Dereje Getachew Regasa (31) is on trial before the Dunedin District Court after pleading not guilty to assaulting a female, threatening to kill and threatening to do grievous bodily harm.
The defendant came to the University of Otago in April 2016 to prepare a thesis for his PhD in the field of economics, the court heard.
According to Google Scholar, he has since published articles: "Empirical Essays on Finance and Economic Development in Ethiopia" and "Access to Financing and Firm Growth: Evidence from Ethiopia".
On a trip back home in 2017, Regasa reconnected with his former girlfriend Fre Hagos and the pair married in May that year.
Despite an initial setback in her bid for a visa, the defendant was eventually granted permission to join her husband in Dunedin in May 2018.
By November, Ms Hagos told the jury, the relationship was disintegrating.
"My husband was very abusive and always controlled me and I can’t leave the house, I can’t make a friend," she said.
A man the couple had met through Facebook in their efforts to buy a car began to speak with Ms Hagos online.
She said she went to meet the man in St Kilda.
"I really needed a friend, someone to talk to," she told the court.
When Regasa found out, Ms Hagos said he became violent.
She said he grabbed her by the throat and threw her on to the bed.
"I kill you. You cheated," Regasa allegedly said while wielding a 30cm kitchen knife.
Defence counsel Anne Stevens QC suggested there had been no violence during the dispute and that Ms Hagos was the one establishing her authority.
"I am a strong woman. I will go out when I want to," Mrs Stevens alleged she said.
The complainant denied that was the case.
She said she had been left bleeding from a scratch on her neck and was "really scared".
The pair separated but five months later, Ms Hagos said, they were speaking again over the phone.
When she confirmed there was no chance of them resuming their relationship, Regasa allegedly reacted.
"He told me he would pour acid on my head," she said.
Mrs Stevens said her client vehemently denied inflicting any violence or threats against his estranged wife.
The timeline involved in the case, she told the jury at the outset, was extremely significant.
Ms Hagos — who gave evidence by video link from Auckland — went to police with her allegations in May this year, only days after she was contacted by Immigration New Zealand questioning her status.
Under cross-examination, the complainant confirmed she had only been allowed to remain in the country on the basis of the allegations she had made.

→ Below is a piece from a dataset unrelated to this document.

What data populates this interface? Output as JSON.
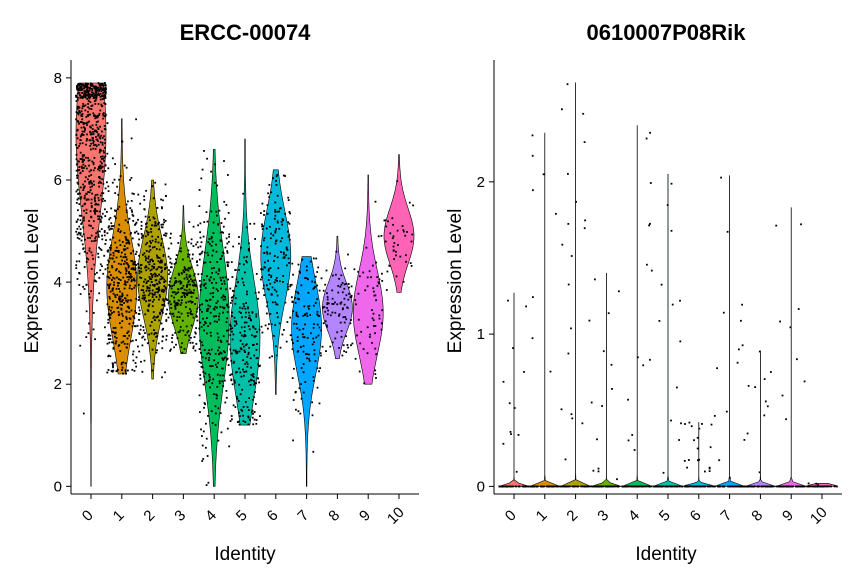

Did she plan to remain in New Zealand permanently? Mrs Stevens asked.
"Yes," she said.
The lawyer asked if Ms Hagos had got the plan to apply for political asylum from a friend who also split from her husband in similar circumstances.
"No," she said.
Regasa was awarded his PhD in August and is due to return to Ethiopia in March next year.
The trial, before Judge John Macdonald and a jury of six men and six women, will hear the defendant give evidence tomorrow.